The conversion of Rome from republic to empire could not have been accomplished except by means of explicit legal decree buttressed by the doctrine of imperial sovereignty. Law, far from being a reflection of social reality, is a powerful means of accomplishing reality – that is, of fashioning it or making it.

  • The Soviet Union succeeded in making enormous changes in society by the use of law.
  • In Spain law was used to reform agrarian labor and employment relations.
  • China also managed to moderate through law its population growth and as a result devote more of its resources to economic development and modernization.

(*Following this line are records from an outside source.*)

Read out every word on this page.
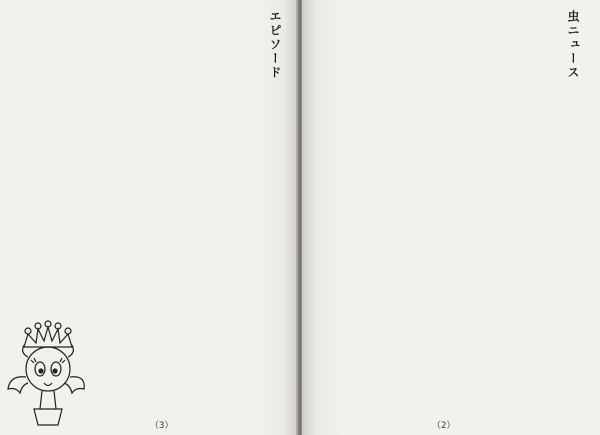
エピソード
（3）
虫ニュース
（2）
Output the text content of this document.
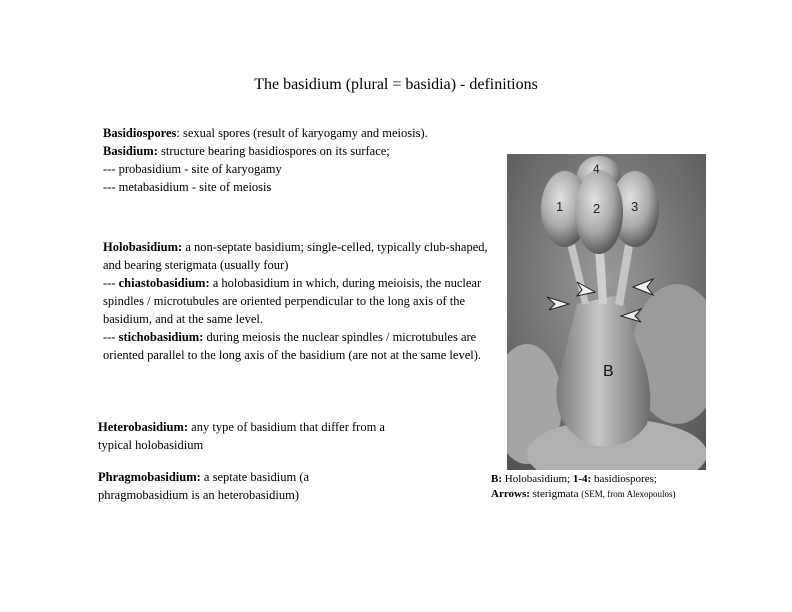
The basidium (plural = basidia) - definitions

Basidiospores: sexual spores (result of karyogamy and meiosis).

Basidium: structure bearing basidiospores on its surface;

--- probasidium - site of karyogamy

--- metabasidium - site of meiosis

Holobasidium: a non-septate basidium; single-celled, typically club-shaped, and bearing sterigmata (usually four)

--- chiastobasidium: a holobasidium in which, during meioisis, the nuclear spindles / microtubules are oriented perpendicular to the long axis of the basidium, and at the same level.

--- stichobasidium: during meiosis the nuclear spindles / microtubules are oriented parallel to the long axis of the basidium (are not at the same level).

Heterobasidium: any type of basidium that differ from a typical holobasidium

Phragmobasidium: a septate basidium (a phragmobasidium is an heterobasidium)

1 2 3
4
B
B: Holobasidium; 1-4: basidiospores;
Arrows: sterigmata (SEM, from Alexopoulos)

The law, through legislative and administrative responses to new social conditions and ideas, as well as through judicial re-interpretations of constitutions, statutes or precedents, increasingly not only articulates but sets the course for major social change. Attempted social change, through law, is a basic trait of the modern world. Many authors consider law as a desirable necessary and highly efficient means of inducing change, preferable to other instruments of change. In present-day societies, the role of law in social change is of more than theoretical interest. In many areas of life such as education, race relations, housing, transportation, energy utilization, protection of the environment, and crime prevention, the law and litigation are important instruments of change. Law plays an important indirect role in social change by shaping various social institutions, which in turn have a direct impact on society. [eg. Mandatory school attendance upgraded the quality of the labor force, which in turn played a direct role in social change by contributing to an increased rate of industrialization. The law interacts in many cases directly with basic social institutions, constituting a direct relationship between law and social change]. Social change through litigation has always been an important feature in the US. Whether the change produced by such action is considered ‘constructive’ or ‘destructive,’ the fact remains that law can be a highly effective device for producing social change.